De nuevo en la librería, Margaret W. Hedger, profesora titular del "Instituto Hall Blanc de Concienciación Humana" me prometía la felicidad en 10 cómodos pasos. Como me considero de natural metódico, la idea de programar un camino hacia el bienestar interior me atrajo de enseguida.
Una vez en casa, me sorprendió gratamente que el primer paso tuviera por título "Aprenda a respirar". Como lo de insuflar aire a los pulmones es algo que tengo sabido desde nada más nacer, creí conveniente pasar al siguiente capítulo. De nuevo una sorpresa: "Aprenda a escuchar". Una vez más, la autora afrontaba el estudio de una función corporal que domino a la perfección: la de oír, puesto que a mis 52 años todavía disfruto de una audición perfecta. Así, uno tras otro, pasé raudo por todos los capítulos. Tan sólo en "Escuche a su corazón" sopesé la necesidad de comprar un fonendoscopio “Littman”.
Finalmente, y en apenas quince minutos, había ojeado el libro en su totalidad sin encontrar nada que no supiera. Creí que había sido víctima de una estafa, y decidí a tener más cuidado en la elección del siguiente libro.
Tras dedicar unos instantes a la reflexión y la papiroflexia, bello arte en el que había conseguido avances significativos, me encaminé a la librería, en donde ya me conocían.
Hubo sucesivos intentos con acupuntura, autohipnosis, yoga, senderismo, jardinería, enemas curativos o musicoterapia. Todos ellos, a la larga, infructuosos. Iba camino de abandonarme al desánimo cuando mis tristes ojos se posaron en un volumen: "La sociedad animista". Me sorprendió encontrar un libro sobre el ánimo entre otros dedicados a la antropología. Supuse que se debía a un error.
¡Era mi libro, sin lugar a dudas! Existían sociedades enteras dedicadas al ánimo. Según creí entender, el asunto consistía, básicamente, en adorar al sol y las cosas que nos rodean, participando en ritos de agradecimiento a la lluvia, los árboles y animales. La pertinaz sequía, endémica en Castilla, me impidió lo primero, pero, por fortuna, en la acera de enfrente languidecía un pírrico platanero que el ayuntamiento había abandonado a su suerte. En las horas que pasé junto a mi árbol me hice amigo de infinidad de dueños de perros, a los cuáles yo idolatraba (a los perros, no a los amos) en mi nueva condición animista.

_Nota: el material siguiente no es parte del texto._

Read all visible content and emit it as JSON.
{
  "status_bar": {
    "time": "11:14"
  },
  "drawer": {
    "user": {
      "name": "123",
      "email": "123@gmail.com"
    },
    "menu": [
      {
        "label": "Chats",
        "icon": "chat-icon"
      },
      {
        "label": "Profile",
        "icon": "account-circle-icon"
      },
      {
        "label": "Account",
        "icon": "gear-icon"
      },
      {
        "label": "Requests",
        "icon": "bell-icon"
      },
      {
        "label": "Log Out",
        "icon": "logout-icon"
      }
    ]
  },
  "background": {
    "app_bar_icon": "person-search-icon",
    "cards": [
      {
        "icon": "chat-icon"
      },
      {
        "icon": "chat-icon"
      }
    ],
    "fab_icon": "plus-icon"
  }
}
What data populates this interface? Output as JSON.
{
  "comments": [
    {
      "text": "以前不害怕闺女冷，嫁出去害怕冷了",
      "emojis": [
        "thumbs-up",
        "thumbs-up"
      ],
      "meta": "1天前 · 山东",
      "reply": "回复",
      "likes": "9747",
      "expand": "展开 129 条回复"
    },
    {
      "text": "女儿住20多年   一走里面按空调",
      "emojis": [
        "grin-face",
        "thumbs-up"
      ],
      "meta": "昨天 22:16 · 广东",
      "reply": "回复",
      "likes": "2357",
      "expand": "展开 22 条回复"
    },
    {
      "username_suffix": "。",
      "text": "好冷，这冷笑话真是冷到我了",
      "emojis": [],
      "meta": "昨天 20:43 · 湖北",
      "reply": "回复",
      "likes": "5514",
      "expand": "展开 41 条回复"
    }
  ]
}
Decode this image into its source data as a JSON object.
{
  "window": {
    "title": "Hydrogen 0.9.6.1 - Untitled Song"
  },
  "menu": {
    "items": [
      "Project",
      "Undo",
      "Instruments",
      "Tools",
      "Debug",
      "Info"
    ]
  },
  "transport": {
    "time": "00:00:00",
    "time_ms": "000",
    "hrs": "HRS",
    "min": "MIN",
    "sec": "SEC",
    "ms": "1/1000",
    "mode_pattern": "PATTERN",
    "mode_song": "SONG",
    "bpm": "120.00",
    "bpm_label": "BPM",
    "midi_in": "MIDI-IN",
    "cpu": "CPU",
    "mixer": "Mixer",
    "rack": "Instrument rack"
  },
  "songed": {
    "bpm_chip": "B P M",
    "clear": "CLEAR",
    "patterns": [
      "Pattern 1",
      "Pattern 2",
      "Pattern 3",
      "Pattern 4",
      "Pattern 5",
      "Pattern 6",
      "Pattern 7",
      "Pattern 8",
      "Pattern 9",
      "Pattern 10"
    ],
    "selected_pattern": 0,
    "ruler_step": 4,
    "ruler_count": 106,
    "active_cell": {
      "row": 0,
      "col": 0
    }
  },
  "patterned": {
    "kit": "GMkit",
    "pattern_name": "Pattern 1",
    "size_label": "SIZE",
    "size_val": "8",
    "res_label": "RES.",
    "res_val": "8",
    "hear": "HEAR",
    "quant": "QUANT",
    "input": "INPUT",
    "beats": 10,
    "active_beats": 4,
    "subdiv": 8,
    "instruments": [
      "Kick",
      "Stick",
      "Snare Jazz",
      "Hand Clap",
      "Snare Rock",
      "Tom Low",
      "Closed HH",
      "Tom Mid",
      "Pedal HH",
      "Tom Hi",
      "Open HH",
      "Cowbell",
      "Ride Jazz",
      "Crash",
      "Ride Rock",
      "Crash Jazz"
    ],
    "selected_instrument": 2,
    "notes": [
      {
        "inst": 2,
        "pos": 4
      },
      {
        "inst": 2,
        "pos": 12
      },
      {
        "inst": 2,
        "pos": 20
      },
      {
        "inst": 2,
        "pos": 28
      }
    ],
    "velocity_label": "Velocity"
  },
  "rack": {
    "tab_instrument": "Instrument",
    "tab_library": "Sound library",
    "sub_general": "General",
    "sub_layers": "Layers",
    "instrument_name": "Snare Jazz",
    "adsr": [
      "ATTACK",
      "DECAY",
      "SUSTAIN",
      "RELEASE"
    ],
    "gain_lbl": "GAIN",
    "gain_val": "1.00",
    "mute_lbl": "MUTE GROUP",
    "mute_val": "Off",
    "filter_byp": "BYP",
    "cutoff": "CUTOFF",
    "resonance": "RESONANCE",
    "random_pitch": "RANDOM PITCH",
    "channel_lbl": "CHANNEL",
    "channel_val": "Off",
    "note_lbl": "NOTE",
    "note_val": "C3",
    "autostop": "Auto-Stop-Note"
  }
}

De hecho, me compré un labrador, que me acompaña desde entonces.
Un amigo (dueño de un dálmata) me consiguió trabajo, y todo fueron parabienes salvo en un mínimo detalle: la adoración al Sol me obligaba a entablar loas al astro en el momento de su aparición, a las seis de la mañana, desde la terraza de mi casa. Elegí la fórmula milenaria que el faraón Akenatón empleara todos los días en la ciudad de Ajetatón, junto a la hermosa Nefertiti.
Acumulo tantas denuncias de la Comunidad de Vecinos que empiezo a preocuparme.
Pero si me siento bajo de ánimo, sólo tengo que reposar, junto a mi perro, practicando el noble ejercicio de la papiroflexia.
Eso es, en definitiva, la felicidad.